The first major step in the creation process is called malting. Grains are the initial product that are heated and dried out. Malting isolates the enzymes that are necessary for brewing to prepare for the next step, mashing.
Mashing the grains follows malting. This is not like mashing potatoes however. This process involves steeping the grains like you would tea in hot water. Enzymes become activated and release their sugars. Next the water is drained from the mash and what is left is called wort, which essentially is unmade beer. Wort is the equivalent of dough to unmade bread.
Next the wort is boiled for about one hour. During this process, hops and spices are added. Hops are what give beer its bitter flavor to counteract the sweetness of the wort. Hops come from vines and are considered a fruit.
After boiling, the wort is cooled, strained and filtered.
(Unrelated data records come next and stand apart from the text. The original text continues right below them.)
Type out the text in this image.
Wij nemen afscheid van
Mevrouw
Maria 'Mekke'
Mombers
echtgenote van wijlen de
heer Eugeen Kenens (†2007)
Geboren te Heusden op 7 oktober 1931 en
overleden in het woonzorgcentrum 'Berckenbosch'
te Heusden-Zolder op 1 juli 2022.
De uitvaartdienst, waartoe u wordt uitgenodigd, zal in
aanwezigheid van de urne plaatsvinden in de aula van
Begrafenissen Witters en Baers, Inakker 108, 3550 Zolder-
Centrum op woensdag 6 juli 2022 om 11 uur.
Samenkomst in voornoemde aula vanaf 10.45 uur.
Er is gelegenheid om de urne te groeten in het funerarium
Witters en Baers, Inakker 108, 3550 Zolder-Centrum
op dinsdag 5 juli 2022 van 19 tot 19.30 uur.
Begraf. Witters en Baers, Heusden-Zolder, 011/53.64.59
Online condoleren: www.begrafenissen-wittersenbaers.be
It is then transported to a vessel where yeast is added to the mixture. This step is called fermentation. Brewing is basically finished at this point. The fermentation process takes time as the beer may be stored for two weeks at room temperature (for ales) or longer times at colder temperatures (for lagers). The yeast in the beer then takes in the sugar content and produces alcohol and carbon dioxide as previously discussed.
Once this process is complete, the beer is ready to be bottled and aged. The carbonation is either added during the bottling process artificially or produced naturally from the carbon dioxide produced by the yeast.